The fabled beast's numbers have dwindled precipitously over the last century, plunging from 100,000 to just 3,200 today.
They have fallen victim to poachers who skin the majestic animals, selling their internal organs and even paws and whiskers for ancient Asian remedies.
And they have seen humans infringe on their territory, destroying their delicate habitat through industrial expansion, logging and mining.
This grim reality has already spelled the extinction of three tiger subspecies -- the Bali, the Caspian and the Java. The South China tiger meanwhile has not been seen in the wild since 1983.
FIVE SUBSPECIES IN DANGER:
Another five subspecies are endangered: there are less than 500 of the world's biggest tiger, the Amur; 1,700 to 2,000 of its cousin the Bengal; 350 to 700 Indochinese tigers; 400 Sumatra tigers and 200 to 500 Malaysian big cats.
The graceful cats roam free in 12 countries besides Russia: Bangladesh, Bhutan, Cambodia, China, India, Indonesia, Laos, Malaysia, Myanmar, Nepal, Thailand and Vietnam.
This makes the beast into one of the world's sturdiest animals, with its habitat ranging from the steamy jungles of India and Southeast Asia to the icy cedar forests of Russia's Far East and the soaring mountains of Bhutan.
The Amur tiger bears the name of the history-steeped Siberian river that separates Russia and China.

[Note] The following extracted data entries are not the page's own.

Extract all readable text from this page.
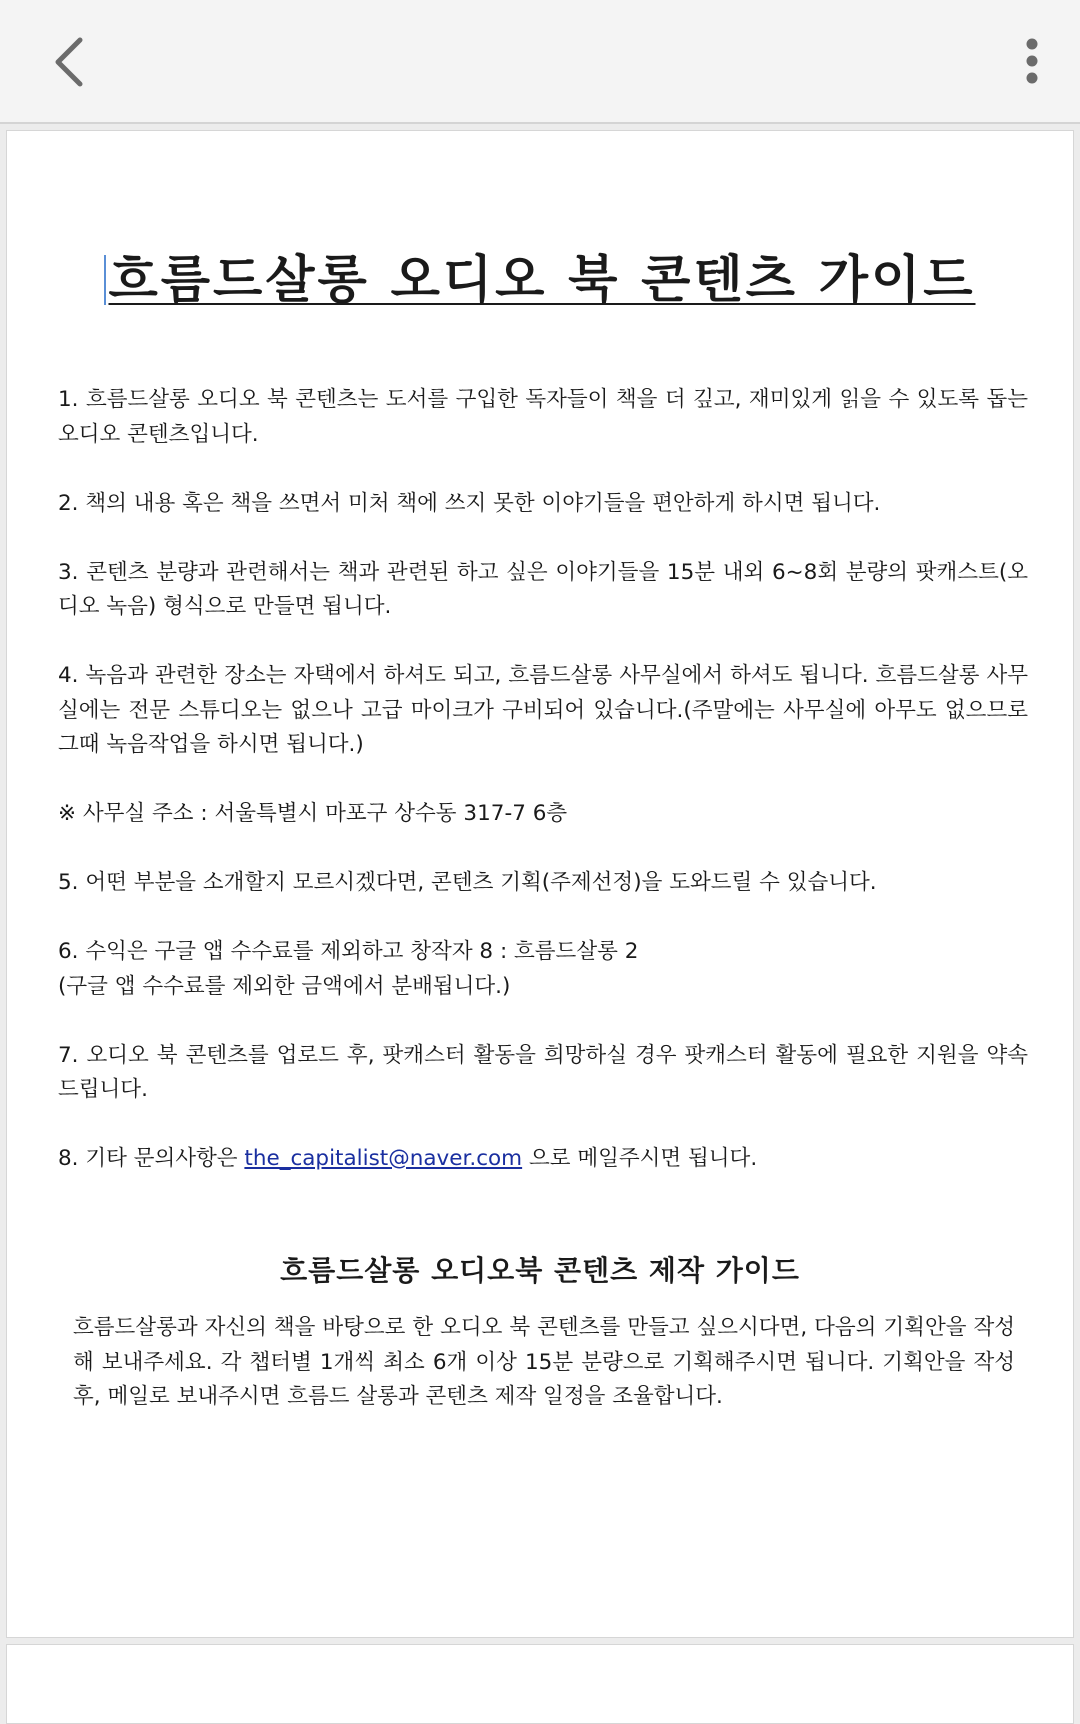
흐름드살롱 오디오 북 콘텐츠 가이드

1. 흐름드살롱 오디오 북 콘텐츠는 도서를 구입한 독자들이 책을 더 깊고, 재미있게 읽을 수 있도록 돕는 오디오 콘텐츠입니다.

2. 책의 내용 혹은 책을 쓰면서 미처 책에 쓰지 못한 이야기들을 편안하게 하시면 됩니다.

3. 콘텐츠 분량과 관련해서는 책과 관련된 하고 싶은 이야기들을 15분 내외 6~8회 분량의 팟캐스트(오디오 녹음) 형식으로 만들면 됩니다.

4. 녹음과 관련한 장소는 자택에서 하셔도 되고, 흐름드살롱 사무실에서 하셔도 됩니다. 흐름드살롱 사무실에는 전문 스튜디오는 없으나 고급 마이크가 구비되어 있습니다.(주말에는 사무실에 아무도 없으므로 그때 녹음작업을 하시면 됩니다.)

※ 사무실 주소 : 서울특별시 마포구 상수동 317-7 6층

5. 어떤 부분을 소개할지 모르시겠다면, 콘텐츠 기획(주제선정)을 도와드릴 수 있습니다.

6. 수익은 구글 앱 수수료를 제외하고 창작자 8 : 흐름드살롱 2
(구글 앱 수수료를 제외한 금액에서 분배됩니다.)

7. 오디오 북 콘텐츠를 업로드 후, 팟캐스터 활동을 희망하실 경우 팟캐스터 활동에 필요한 지원을 약속드립니다.

8. 기타 문의사항은 the_capitalist@naver.com 으로 메일주시면 됩니다.

흐름드살롱 오디오북 콘텐츠 제작 가이드

흐름드살롱과 자신의 책을 바탕으로 한 오디오 북 콘텐츠를 만들고 싶으시다면, 다음의 기획안을 작성해 보내주세요. 각 챕터별 1개씩 최소 6개 이상 15분 분량으로 기획해주시면 됩니다. 기획안을 작성 후, 메일로 보내주시면 흐름드 살롱과 콘텐츠 제작 일정을 조율합니다.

The cats run around eight to ten feet (2.4 to three meters) from nose to tail and weigh up to 700 pounds (320 kilograms).
While far more prevalent, its Bengal cousin is slightly smaller, weighing around 350 pounds (160 kilograms) and reaching about eight feet "between the pegs."

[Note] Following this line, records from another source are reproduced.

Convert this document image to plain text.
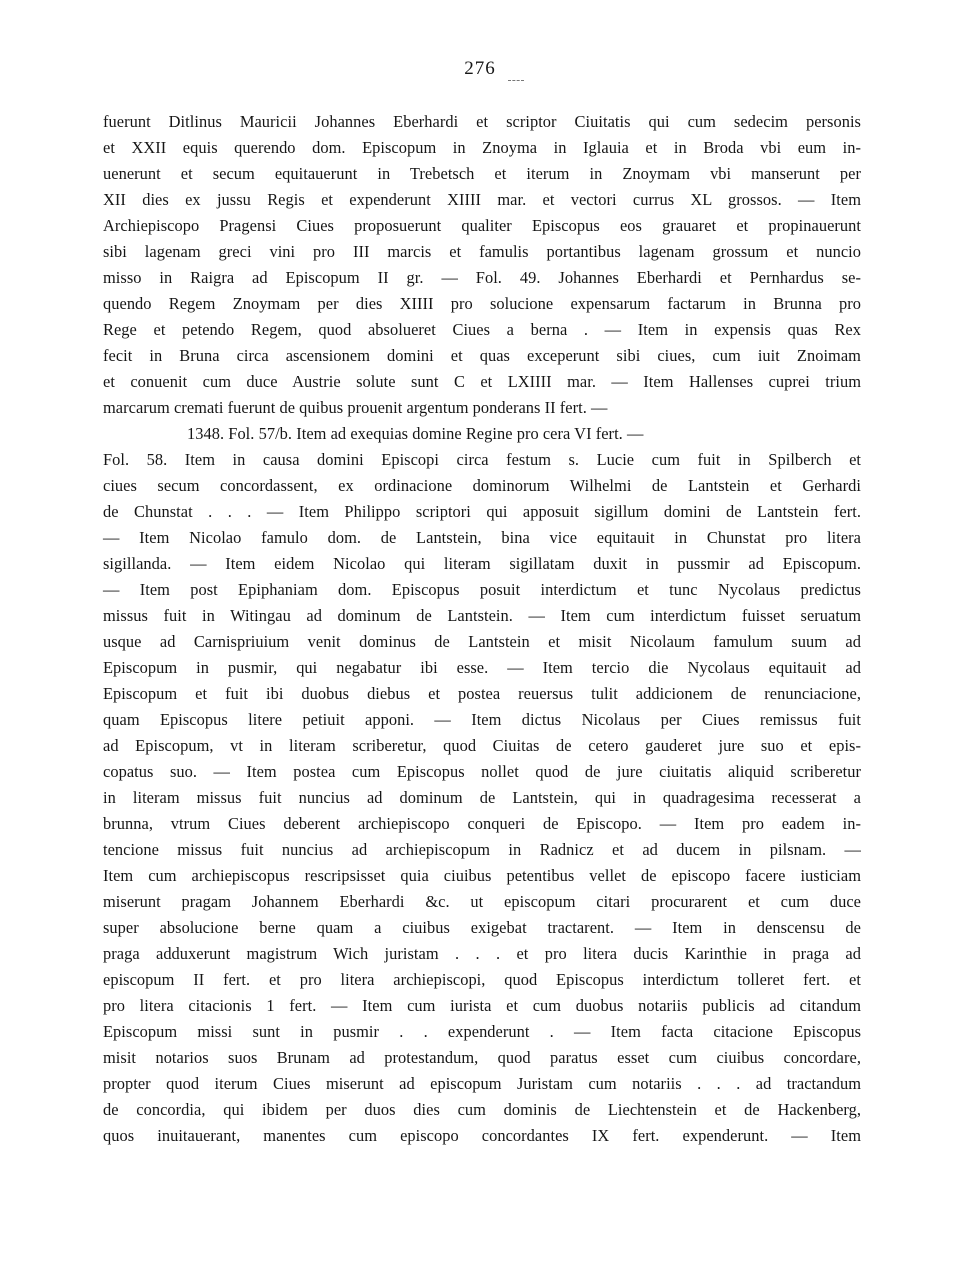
276
fuerunt Ditlinus Mauricii Johannes Eberhardi et scriptor Ciuitatis qui cum sedecim personis
et XXII equis querendo dom. Episcopum in Znoyma in Iglauia et in Broda vbi eum in-
uenerunt et secum equitauerunt in Trebetsch et iterum in Znoymam vbi manserunt per
XII dies ex jussu Regis et expenderunt XIIII mar. et vectori currus XL grossos. — Item
Archiepiscopo Pragensi Ciues proposuerunt qualiter Episcopus eos grauaret et propinauerunt
sibi lagenam greci vini pro III marcis et famulis portantibus lagenam grossum et nuncio
misso in Raigra ad Episcopum II gr. — Fol. 49. Johannes Eberhardi et Pernhardus se-
quendo Regem Znoymam per dies XIIII pro solucione expensarum factarum in Brunna pro
Rege et petendo Regem, quod absolueret Ciues a berna . — Item in expensis quas Rex
fecit in Bruna circa ascensionem domini et quas exceperunt sibi ciues, cum iuit Znoimam
et conuenit cum duce Austrie solute sunt C et LXIIII mar. — Item Hallenses cuprei trium
marcarum cremati fuerunt de quibus prouenit argentum ponderans II fert. —
1348. Fol. 57/b. Item ad exequias domine Regine pro cera VI fert. —
Fol. 58. Item in causa domini Episcopi circa festum s. Lucie cum fuit in Spilberch et
ciues secum concordassent, ex ordinacione dominorum Wilhelmi de Lantstein et Gerhardi
de Chunstat . . . — Item Philippo scriptori qui apposuit sigillum domini de Lantstein fert.
— Item Nicolao famulo dom. de Lantstein, bina vice equitauit in Chunstat pro litera
sigillanda. — Item eidem Nicolao qui literam sigillatam duxit in pussmir ad Episcopum.
— Item post Epiphaniam dom. Episcopus posuit interdictum et tunc Nycolaus predictus
missus fuit in Witingau ad dominum de Lantstein. — Item cum interdictum fuisset seruatum
usque ad Carnispriuium venit dominus de Lantstein et misit Nicolaum famulum suum ad
Episcopum in pusmir, qui negabatur ibi esse. — Item tercio die Nycolaus equitauit ad
Episcopum et fuit ibi duobus diebus et postea reuersus tulit addicionem de renunciacione,
quam Episcopus litere petiuit apponi. — Item dictus Nicolaus per Ciues remissus fuit
ad Episcopum, vt in literam scriberetur, quod Ciuitas de cetero gauderet jure suo et epis-
copatus suo. — Item postea cum Episcopus nollet quod de jure ciuitatis aliquid scriberetur
in literam missus fuit nuncius ad dominum de Lantstein, qui in quadragesima recesserat a
brunna, vtrum Ciues deberent archiepiscopo conqueri de Episcopo. — Item pro eadem in-
tencione missus fuit nuncius ad archiepiscopum in Radnicz et ad ducem in pilsnam. —
Item cum archiepiscopus rescripsisset quia ciuibus petentibus vellet de episcopo facere iusticiam
miserunt pragam Johannem Eberhardi &c. ut episcopum citari procurarent et cum duce
super absolucione berne quam a ciuibus exigebat tractarent. — Item in denscensu de
praga adduxerunt magistrum Wich juristam . . . et pro litera ducis Karinthie in praga ad
episcopum II fert. et pro litera archiepiscopi, quod Episcopus interdictum tolleret fert. et
pro litera citacionis 1 fert. — Item cum iurista et cum duobus notariis publicis ad citandum
Episcopum missi sunt in pusmir . . expenderunt . — Item facta citacione Episcopus
misit notarios suos Brunam ad protestandum, quod paratus esset cum ciuibus concordare,
propter quod iterum Ciues miserunt ad episcopum Juristam cum notariis . . . ad tractandum
de concordia, qui ibidem per duos dies cum dominis de Liechtenstein et de Hackenberg,
quos inuitauerant, manentes cum episcopo concordantes IX fert. expenderunt. — Item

POACHING THE BIGGEST THREAT:
Although hunting tigers is strictly prohibited, they are still poached in great numbers in both India and China, which through the centuries have prized the medicinal powers of their bones, paws and whiskers.
The World Wildlife Fund (WWF) estimates that more than 1,000 tigers have been reduced to skin and bone in the past decade.
India, home to half of the world's tigers but also 54 percent of the poaching and trafficking activity, is by far the biggest culprit, according to world monitors.
In a bid to reverse its dire record, India has set up a special 32,000 square kilometre (12,350 square mile) sanctuary for the animal and pumped millions of dollars into a new conservation programme.
But these efforts have fallen well short of their targets: India's tiger population has fallen to 1,411, from the 3,700 estimated to be alive in 2002 and the 40,000 estimated to be roaming free at the time of its 1947 independence.
China for its part remains the world's largest consumer of tiger products despite their official ban, with no tiger parts allowed in Chinese pharmaceuticals since 1993.
But poachers' guns are not the only threat facing tigers. They have also seen their natural habitat shrink around them, with deforestation and infrastructure development slashing their roaming area by 40 percent, according to the WWF.
Russia is the only country to have seen its tiger population rise in recent years.
It had just 80 to 100 in the 1960s but now has around 500, with experts praising summit host Vladimir Putin, the Russian prime minister, for taking an active role in the cause.